Après les avoir salués, je vais m’allonger sur mon lit avec l’intention de dessiner, en espérant réussir à me calmer. Je vois bien que mes deux coéquipiers m’observent du coin de l’œil, mais je n’ai pas envie de parler. J’ai besoin de mettre de l’ordre dans mon chaos mental, autant que possible.

Quand les gardes se pointent pour nous escorter jusqu’au réfectoire, je suis toujours d’une humeur massacrante. Je ne cesse de penser à Edan, cet homme en qui Alka a toute confiance. L’IA l’a appelée Colonel… Qui est-il réellement ?

Durant le trajet, je décide de prendre sur moi. Après tout, mes compagnons d’infortune n’y sont vraiment pour rien. Quand nous arrivons, à ma grande surprise, nous sommes joyeusement salués par les autres. Ils sont en train de regrouper les tables pour que nous mangions tous ensemble. D’abord interloqué, je suis le mouvement et me retrouve assis entre Wallis et Feng.

  • C’est prévu par MAGIE, ça ? leur demandé-je en m’asseyant.
  • On lui a pas demandé son avis, me répond Yugo avec un sourire sardonique.

Je lui réponds par un demi-sourire et remarque qu’il a un bras bandé et en écharpe.

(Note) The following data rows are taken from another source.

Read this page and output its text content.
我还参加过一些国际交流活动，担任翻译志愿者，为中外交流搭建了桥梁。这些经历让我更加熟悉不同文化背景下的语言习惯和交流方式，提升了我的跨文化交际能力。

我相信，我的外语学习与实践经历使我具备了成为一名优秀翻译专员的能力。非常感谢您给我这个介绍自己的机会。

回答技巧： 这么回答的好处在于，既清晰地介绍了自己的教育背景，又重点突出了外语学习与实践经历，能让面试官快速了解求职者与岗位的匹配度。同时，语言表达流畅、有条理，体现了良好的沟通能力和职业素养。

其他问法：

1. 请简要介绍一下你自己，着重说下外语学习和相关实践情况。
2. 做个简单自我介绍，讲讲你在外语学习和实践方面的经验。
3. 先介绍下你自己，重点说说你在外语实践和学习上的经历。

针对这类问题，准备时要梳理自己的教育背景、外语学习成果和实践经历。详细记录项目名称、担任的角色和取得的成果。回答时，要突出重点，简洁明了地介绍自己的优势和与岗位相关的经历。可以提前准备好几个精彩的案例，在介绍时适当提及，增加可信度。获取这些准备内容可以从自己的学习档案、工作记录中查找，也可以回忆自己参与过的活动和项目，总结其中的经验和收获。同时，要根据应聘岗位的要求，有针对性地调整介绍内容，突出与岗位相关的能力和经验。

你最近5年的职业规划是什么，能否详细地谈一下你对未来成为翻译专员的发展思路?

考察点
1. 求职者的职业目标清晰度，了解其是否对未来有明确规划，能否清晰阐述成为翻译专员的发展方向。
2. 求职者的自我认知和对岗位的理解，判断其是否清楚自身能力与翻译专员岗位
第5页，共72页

  • Ça va, toi ? m’enquis-je.
  • Oh, je me suis salement fait griller, mais ils m’ont administré un traitement de régénération des tissus. L’IA m’a dit que demain, mon bras ressemblerait à nouveau à… un bras, grimace-t-il.
  • Tu pourras t’en servir normalement ?
  • Non. Elle a parlé de cinquante à soixante-quinze pour cent de récupération.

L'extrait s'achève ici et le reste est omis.